Officials have had several visioning-type meetings with developers eying the city's Main Street commercial project, included within 528 acres of land brought into the city in 2018. King City has been planning for years to expand westward to Southwest Roy Rogers Road, more than doubling its footprint.
"Ignore all the other mayors and give me a call, because the new opportunities of King City are going to be quite amazing," Fender joked.
Fender said King City has also kicked off a grant program for local businesses and is looking forward to receiving applications.
"We've had two new businesses open up in King City in the last three months, which for our tiny little town is quite astonishing and wonderful," Fender said.
She said the city recently held its first installation of public art, a mosaic piece whose main theme is monarch butterflies. This summer, plans are to create a milkweed garden in the park to attract live butterflies. A Rotary "peace pole" will be installed soon in the park as well.

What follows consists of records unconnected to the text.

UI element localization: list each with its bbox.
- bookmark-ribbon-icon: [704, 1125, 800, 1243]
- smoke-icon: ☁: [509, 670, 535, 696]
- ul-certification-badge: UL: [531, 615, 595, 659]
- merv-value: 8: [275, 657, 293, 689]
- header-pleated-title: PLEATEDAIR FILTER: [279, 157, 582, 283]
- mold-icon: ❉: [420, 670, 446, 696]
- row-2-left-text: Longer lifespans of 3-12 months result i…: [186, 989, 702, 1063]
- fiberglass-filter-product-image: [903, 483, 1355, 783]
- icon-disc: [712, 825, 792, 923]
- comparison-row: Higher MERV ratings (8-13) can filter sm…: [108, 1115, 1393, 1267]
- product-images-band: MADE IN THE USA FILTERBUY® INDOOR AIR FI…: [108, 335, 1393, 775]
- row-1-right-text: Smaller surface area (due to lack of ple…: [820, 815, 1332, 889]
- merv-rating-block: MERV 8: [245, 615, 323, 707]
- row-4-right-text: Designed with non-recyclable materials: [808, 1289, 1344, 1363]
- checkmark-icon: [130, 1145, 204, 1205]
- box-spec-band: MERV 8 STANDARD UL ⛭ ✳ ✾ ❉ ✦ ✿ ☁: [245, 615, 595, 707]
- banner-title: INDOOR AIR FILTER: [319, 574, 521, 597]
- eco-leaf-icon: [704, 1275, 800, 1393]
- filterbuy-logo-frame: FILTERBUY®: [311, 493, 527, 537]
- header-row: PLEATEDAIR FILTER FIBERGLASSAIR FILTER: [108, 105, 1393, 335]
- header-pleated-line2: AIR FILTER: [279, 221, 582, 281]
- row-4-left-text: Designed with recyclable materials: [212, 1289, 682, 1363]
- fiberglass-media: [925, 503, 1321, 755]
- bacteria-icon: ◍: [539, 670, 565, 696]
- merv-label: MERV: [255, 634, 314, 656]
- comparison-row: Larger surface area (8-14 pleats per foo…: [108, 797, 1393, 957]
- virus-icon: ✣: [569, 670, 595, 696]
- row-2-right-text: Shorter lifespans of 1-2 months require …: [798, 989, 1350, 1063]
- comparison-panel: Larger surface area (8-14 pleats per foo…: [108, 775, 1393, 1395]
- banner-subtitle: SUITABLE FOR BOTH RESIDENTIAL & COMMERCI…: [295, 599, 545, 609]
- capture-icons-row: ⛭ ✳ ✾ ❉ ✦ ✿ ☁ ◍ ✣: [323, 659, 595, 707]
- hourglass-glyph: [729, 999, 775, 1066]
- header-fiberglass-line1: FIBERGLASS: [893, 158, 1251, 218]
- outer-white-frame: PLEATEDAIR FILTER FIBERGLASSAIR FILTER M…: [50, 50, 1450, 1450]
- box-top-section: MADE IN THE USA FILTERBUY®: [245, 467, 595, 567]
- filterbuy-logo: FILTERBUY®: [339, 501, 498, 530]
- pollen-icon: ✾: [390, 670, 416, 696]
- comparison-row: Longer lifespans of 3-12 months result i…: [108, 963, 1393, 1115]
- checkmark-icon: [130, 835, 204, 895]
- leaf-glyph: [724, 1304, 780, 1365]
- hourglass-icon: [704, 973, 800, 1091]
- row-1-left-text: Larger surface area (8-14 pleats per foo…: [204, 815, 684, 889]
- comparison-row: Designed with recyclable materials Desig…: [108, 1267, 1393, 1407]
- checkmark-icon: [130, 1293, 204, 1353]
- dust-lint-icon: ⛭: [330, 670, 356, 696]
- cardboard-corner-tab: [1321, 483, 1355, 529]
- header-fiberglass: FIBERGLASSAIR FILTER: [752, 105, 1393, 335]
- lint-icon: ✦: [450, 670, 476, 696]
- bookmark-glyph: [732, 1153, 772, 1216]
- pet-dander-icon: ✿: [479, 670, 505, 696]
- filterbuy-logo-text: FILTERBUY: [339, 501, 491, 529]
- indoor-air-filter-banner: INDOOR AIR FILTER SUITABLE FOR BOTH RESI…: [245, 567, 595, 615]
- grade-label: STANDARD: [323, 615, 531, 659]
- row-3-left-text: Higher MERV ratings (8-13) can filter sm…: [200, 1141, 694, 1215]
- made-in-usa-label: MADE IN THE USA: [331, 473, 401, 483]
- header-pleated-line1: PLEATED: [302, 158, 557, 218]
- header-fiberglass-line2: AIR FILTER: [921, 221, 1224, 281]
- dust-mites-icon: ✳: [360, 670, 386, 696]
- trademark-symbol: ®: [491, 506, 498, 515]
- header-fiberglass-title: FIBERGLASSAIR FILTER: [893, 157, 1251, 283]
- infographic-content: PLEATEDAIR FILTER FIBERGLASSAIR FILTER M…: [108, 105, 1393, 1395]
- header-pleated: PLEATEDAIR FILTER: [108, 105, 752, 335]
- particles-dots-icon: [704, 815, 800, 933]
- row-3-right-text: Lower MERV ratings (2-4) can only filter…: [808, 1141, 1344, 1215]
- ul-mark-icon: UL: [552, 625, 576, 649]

Truax gave Ken Gibson, Fender's predecessor as mayor, a piece of artwork from Valley Art Association on behalf of all the mayors in appreciation for his five years of service as mayor of King City. Truax said Gibson did an outstanding job as mayor, leaving it in a better spot than he found it.
While Mayor Lacey Beaty said she could stand up and brag for hours about the amazing things Beaverton is doing, instead she wanted to talk about some of the hard topics facing the country and local cities.
Beaty said the COVID-19 pandemic has shown that every level of government, every business and every business leader must work together to meet the needs of the community.
"Y'all, we have a child care crisis," she said. "We do not have slots here in Washington County for every kid and every parent going to work."
Beaty said that makes child care not only a government problem, but a business problem as well.
Like Callaway, Beaty addressed the recent shootings in Uvalde and Buffalo.
"We have a gun violence problem in this country," she said. "I am a war veteran. I've seen firsthand what gun violence does. We do not need that walking into our schools."
She said when she dropped off her 4-year-old child off at school on Wednesday, she had the same helpless feeling she experienced as a 19-year-old soldier finding herself in the middle of Baghdad.
In addition, she said the climate change crisis is something that Beaverton is working to address.
"But we can't do it alone, and it's not fast enough," she said. "115 degree summers. Ice storms. This is something the collective power in this room can make meaningful first steps to address."
Beaty noted that homelessness is another major issue as well. Beaverton found funding for a year-round shelter through partnerships with Washington County and Metro, she said. A recent count of houseless individuals shows that no one is working fast enough to address the crisis, Beaty said, and it calls for greater urgency from community leaders.
Mayor Stephanie Jones said Banks is proud to have finally replaced its faulty water transmission line, which was more than 60 years old.
"It was leaking one and one-half million to two million gallons a month, which is a lot of lost water," Jones said. "So, we've got that replaced, and it actually came in and was finished ahead of schedule, which doesn't often happen on large projects. We're really happy about that."
As a result, in January and February, Banks did not have to turn on its backup wells.
"This means that our building moratorium that we've had for the past two and one-half years, based on our lack of water, has come to an end, and now instead, we are asking developers to provide a source of water, because what we've gained is not enough for the growth that we see coming," Jones said.
That includes developers who are looking at both the east and west side of the city to build. She said it's the job of Banks officials to make sure whatever development comes in will be acceptable to the city's current residents, ensuring that local schools can handle the increase in population.